I think it's the higher density that makes it better for cold storage, which generally has infrequent access, and more reads than writes.

Hence the QLC's endurance being "sufficient for cold storage".

3. esseph ◴[] No.45897428[source]
Cold storage normally doesn't have frequent writes or frequent reads.
4. Havoc ◴[] No.45898383[source]
Ssd for cold storage seems like an odd choice in itself. If that’s genuinely done due to availability then we really are in for a wild ride
replies(1): >>45900328 #
5. bayindirh ◴[] No.45900314[source]
In short: Aggressive overprovisioning.

Enterprise SSDs are not expensive only because they have better flash chips, but they have much more of them.

A top of the line write oriented SSD comes with 4-7x more capacity than what it says on the tin, but that extra capacity is used for cell replacement rather than capacity itself.
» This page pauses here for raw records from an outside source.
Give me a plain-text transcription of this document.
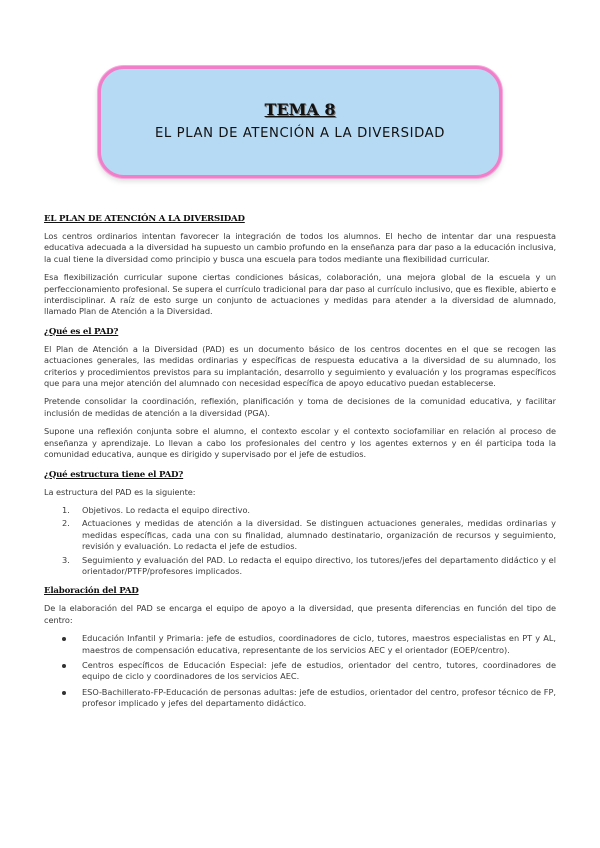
TEMA 8
EL PLAN DE ATENCIÓN A LA DIVERSIDAD
EL PLAN DE ATENCIÓN A LA DIVERSIDAD

Los centros ordinarios intentan favorecer la integración de todos los alumnos. El hecho de intentar dar una respuesta educativa adecuada a la diversidad ha supuesto un cambio profundo en la enseñanza para dar paso a la educación inclusiva, la cual tiene la diversidad como principio y busca una escuela para todos mediante una flexibilidad curricular.

Esa flexibilización curricular supone ciertas condiciones básicas, colaboración, una mejora global de la escuela y un perfeccionamiento profesional. Se supera el currículo tradicional para dar paso al currículo inclusivo, que es flexible, abierto e interdisciplinar. A raíz de esto surge un conjunto de actuaciones y medidas para atender a la diversidad de alumnado, llamado Plan de Atención a la Diversidad.

¿Qué es el PAD?

El Plan de Atención a la Diversidad (PAD) es un documento básico de los centros docentes en el que se recogen las actuaciones generales, las medidas ordinarias y específicas de respuesta educativa a la diversidad de su alumnado, los criterios y procedimientos previstos para su implantación, desarrollo y seguimiento y evaluación y los programas específicos que para una mejor atención del alumnado con necesidad específica de apoyo educativo puedan establecerse.

Pretende consolidar la coordinación, reflexión, planificación y toma de decisiones de la comunidad educativa, y facilitar inclusión de medidas de atención a la diversidad (PGA).

Supone una reflexión conjunta sobre el alumno, el contexto escolar y el contexto sociofamiliar en relación al proceso de enseñanza y aprendizaje. Lo llevan a cabo los profesionales del centro y los agentes externos y en él participa toda la comunidad educativa, aunque es dirigido y supervisado por el jefe de estudios.

¿Qué estructura tiene el PAD?

La estructura del PAD es la siguiente:

1. Objetivos. Lo redacta el equipo directivo.
2. Actuaciones y medidas de atención a la diversidad. Se distinguen actuaciones generales, medidas ordinarias y medidas específicas, cada una con su finalidad, alumnado destinatario, organización de recursos y seguimiento, revisión y evaluación. Lo redacta el jefe de estudios.
3. Seguimiento y evaluación del PAD. Lo redacta el equipo directivo, los tutores/jefes del departamento didáctico y el orientador/PTFP/profesores implicados.
Elaboración del PAD

De la elaboración del PAD se encarga el equipo de apoyo a la diversidad, que presenta diferencias en función del tipo de centro:

Educación Infantil y Primaria: jefe de estudios, coordinadores de ciclo, tutores, maestros especialistas en PT y AL, maestros de compensación educativa, representante de los servicios AEC y el orientador (EOEP/centro).
Centros específicos de Educación Especial: jefe de estudios, orientador del centro, tutores, coordinadores de equipo de ciclo y coordinadores de los servicios AEC.
ESO-Bachillerato-FP-Educación de personas adultas: jefe de estudios, orientador del centro, profesor técnico de FP, profesor implicado y jefes del departamento didáctico.
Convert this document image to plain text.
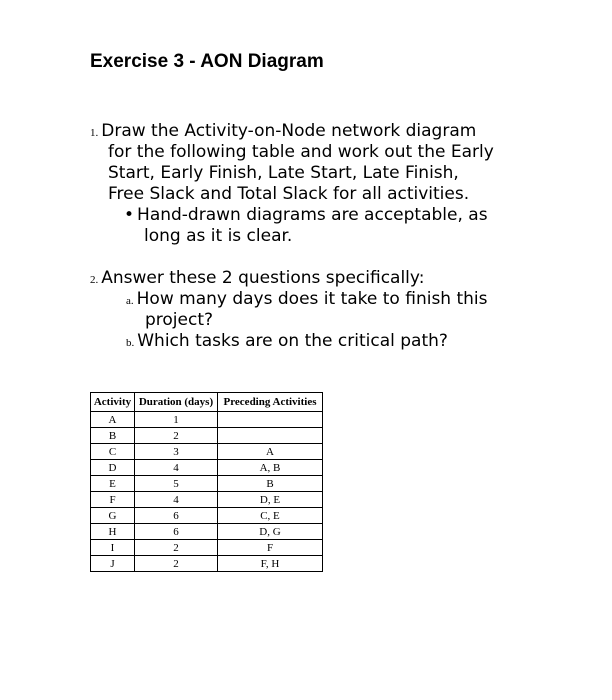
Exercise 3 - AON Diagram
1. Draw the Activity-on-Node network diagram
for the following table and work out the Early
Start, Early Finish, Late Start, Late Finish,
Free Slack and Total Slack for all activities.
• Hand-drawn diagrams are acceptable, as
long as it is clear.
2. Answer these 2 questions specifically:
a. How many days does it take to finish this
project?
b. Which tasks are on the critical path?
Activity	Duration (days)	Preceding Activities
A	1	
B	2	
C	3	A
D	4	A, B
E	5	B
F	4	D, E
G	6	C, E
H	6	D, G
I	2	F
J	2	F, H
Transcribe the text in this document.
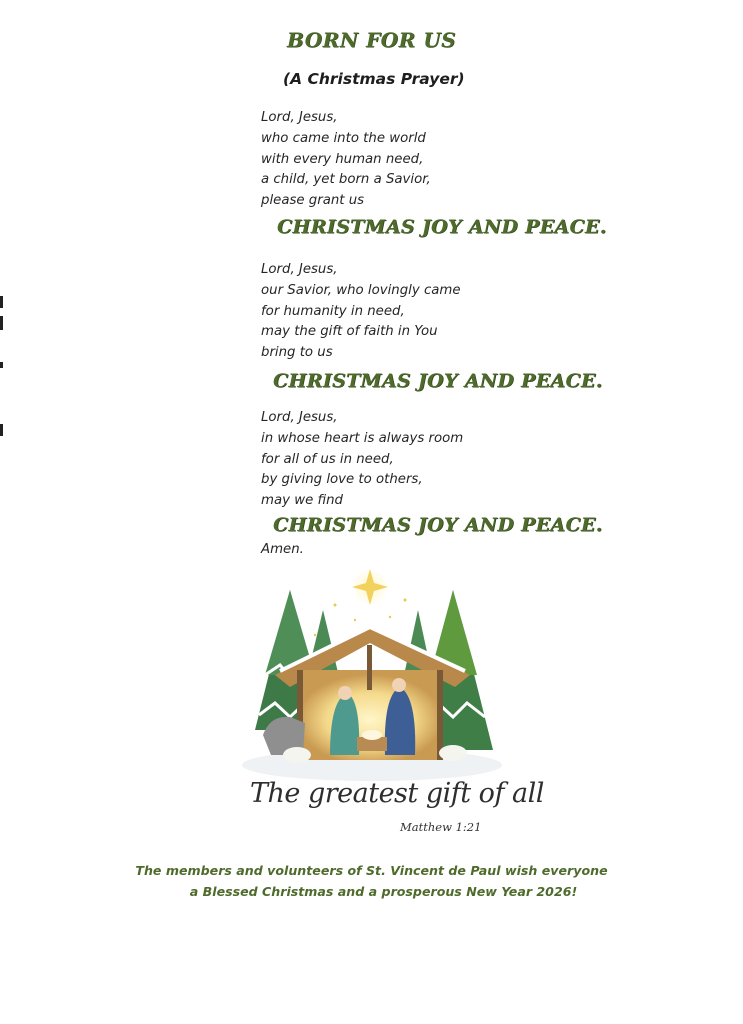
BORN FOR US
(A Christmas Prayer)
Lord, Jesus,
who came into the world
with every human need,
a child, yet born a Savior,
please grant us
CHRISTMAS JOY AND PEACE.
Lord, Jesus,
our Savior, who lovingly came
for humanity in need,
may the gift of faith in You
bring to us
CHRISTMAS JOY AND PEACE.
Lord, Jesus,
in whose heart is always room
for all of us in need,
by giving love to others,
may we find
CHRISTMAS JOY AND PEACE.
Amen.
The greatest gift of all
Matthew 1:21
The members and volunteers of St. Vincent de Paul wish everyone
a Blessed Christmas and a prosperous New Year 2026!
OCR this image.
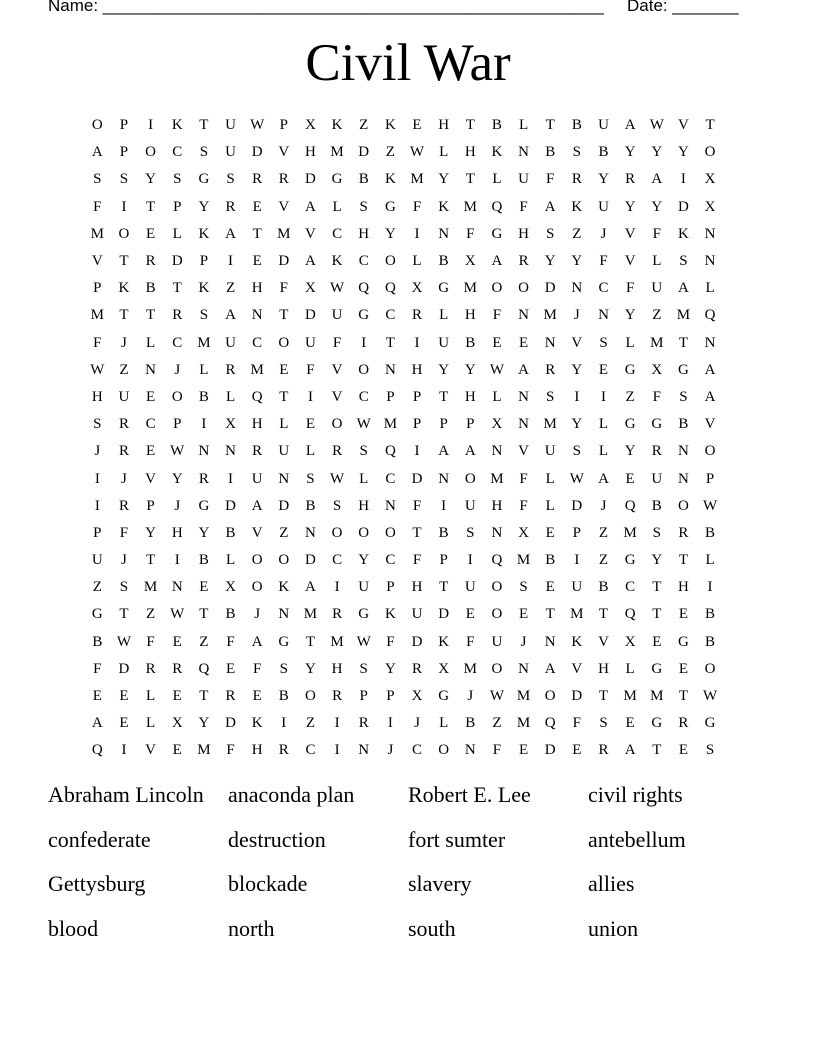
Name: _____________________________________________________ Date: _______
Civil War
O	P	I	K	T	U W	P	X	K	Z	K	E	H	T	B	L	T	B	U	A W V	T
A	P	O	C	S	U	D	V	H M D	Z W L	H	K	N	B	S	B	Y	Y	Y	O
S	S	Y	S	G	S	R	R	D	G	B	K M Y	T	L	U	F	R	Y	R	A	I	X
F	I	T	P	Y	R	E	V	A	L	S	G	F	K M Q	F	A	K	U	Y	Y	D	X
M O	E	L	K	A	T	M V	C	H	Y	I	N	F	G	H	S	Z	J	V	F	K	N
V	T	R	D	P	I	E	D	A	K	C	O	L	B	X	A	R	Y	Y	F	V	L	S	N
P	K	B	T	K	Z	H	F	X W Q	Q	X	G M O	O	D	N	C	F	U	A	L
M	T	T	R	S	A	N	T	D	U	G	C	R	L	H	F	N M	J	N	Y	Z	M Q
F	J	L	C M U	C	O	U	F	I	T	I	U	B	E	E	N	V	S	L	M	T	N
W Z	N	J	L	R M	E	F	V	O	N	H	Y	Y W A	R	Y	E	G	X	G	A
H	U	E	O	B	L	Q	T	I	V	C	P	P	T	H	L	N	S	I	I	Z	F	S	A
S	R	C	P	I	X	H	L	E	O W M	P	P	P	X	N M Y	L	G	G	B	V
J	R	E W N	N	R	U	L	R	S	Q	I	A	A	N	V	U	S	L	Y	R	N	O
I	J	V	Y	R	I	U	N	S	W L	C	D	N	O M	F	L W A	E	U	N	P
I	R	P	J	G	D	A	D	B	S	H	N	F	I	U	H	F	L	D	J	Q	B	O W
P	F	Y	H	Y	B	V	Z	N	O	O	O	T	B	S	N	X	E	P	Z	M	S	R	B
U	J	T	I	B	L	O	O	D	C	Y	C	F	P	I	Q M B	I	Z	G	Y	T	L
Z	S	M N	E	X	O	K	A	I	U	P	H	T	U	O	S	E	U	B	C	T	H	I
G	T	Z W T	B	J	N M R	G	K	U	D	E	O	E	T	M	T	Q	T	E	B
B W	F	E	Z	F	A	G	T	M W	F	D	K	F	U	J	N	K	V	X	E	G	B
F	D	R	R	Q	E	F	S	Y	H	S	Y	R	X M O	N	A	V	H	L	G	E	O
E	E	L	E	T	R	E	B	O	R	P	P	X	G	J	W M O	D	T	M M	T W
A	E	L	X	Y	D	K	I	Z	I	R	I	J	L	B	Z	M Q	F	S	E	G	R	G
Q	I	V	E	M	F	H	R	C	I	N	J	C	O	N	F	E	D	E	R	A	T	E	S
Abraham Lincoln	anaconda plan	Robert E. Lee	civil rights
confederate	destruction	fort sumter	antebellum
Gettysburg	blockade	slavery	allies
blood	north	south	union
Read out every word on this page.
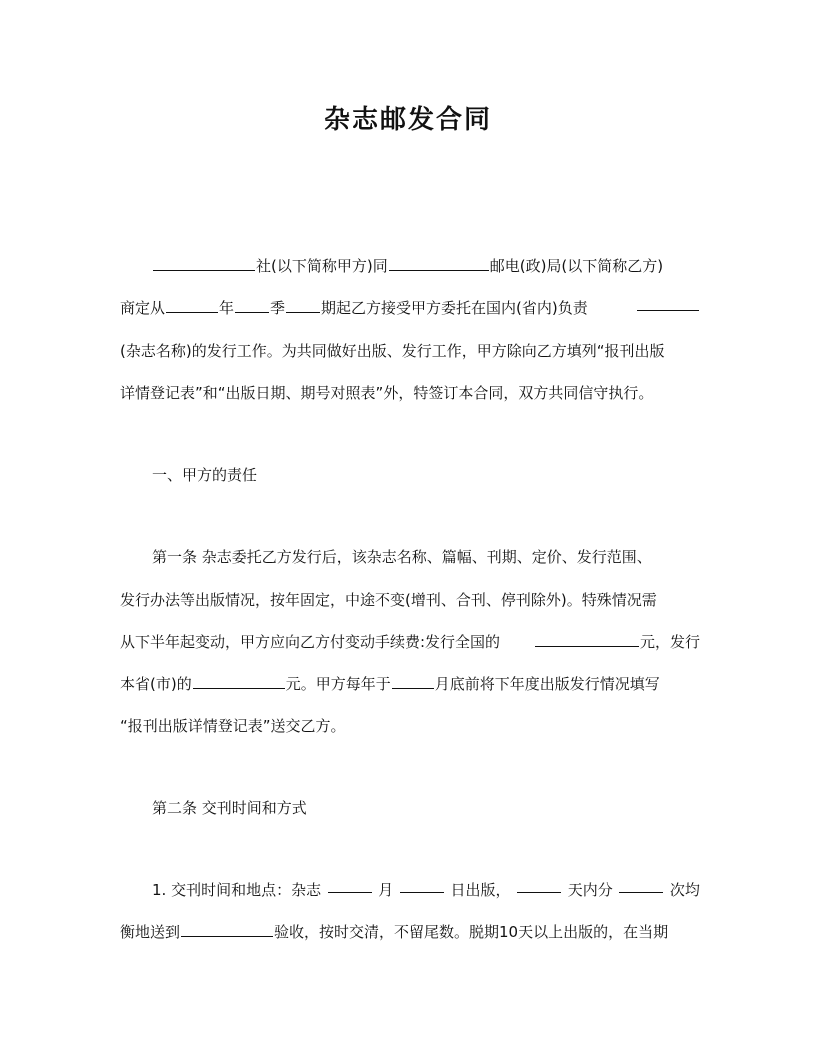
杂志邮发合同
社(以下简称甲方)同	邮电(政)局(以下简称乙方)
商定从	年 季 期起乙方接受甲方委托在国内(省内)负责
(杂志名称)的发行工作。为共同做好出版、发行工作，甲方除向乙方填列“报刊出版
详情登记表”和“出版日期、期号对照表”外，特签订本合同，双方共同信守执行。
一、甲方的责任
第一条 杂志委托乙方发行后，该杂志名称、篇幅、刊期、定价、发行范围、
发行办法等出版情况，按年固定，中途不变(增刊、合刊、停刊除外)。特殊情况需
从下半年起变动，甲方应向乙方付变动手续费:发行全国的	元，发行
本省(市)的	元。甲方每年于	月底前将下年度出版发行情况填写
“报刊出版详情登记表”送交乙方。
第二条 交刊时间和方式
1. 交刊时间和地点：杂志	月	日出版，	天内分	次均
衡地送到	验收，按时交清，不留尾数。脱期10天以上出版的，在当期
Mixed use comes with 2-4x overprovisioning, and read oriented is around 2x IIRC.

replies(1): >>45905873 #
6. bayindirh ◴[] No.45900328[source]
I believe "cold storage" in this parlance is more like "read-oriented" rather than being accessed once in three years.
7. aaronax ◴[] No.45905873[source]
I find these numbers to be way outside of what I have heard of. I would be surprised if you could give an example that comes with even 1.5x capacity. (4TB capacity, 6TB actual flash on chips, for example.)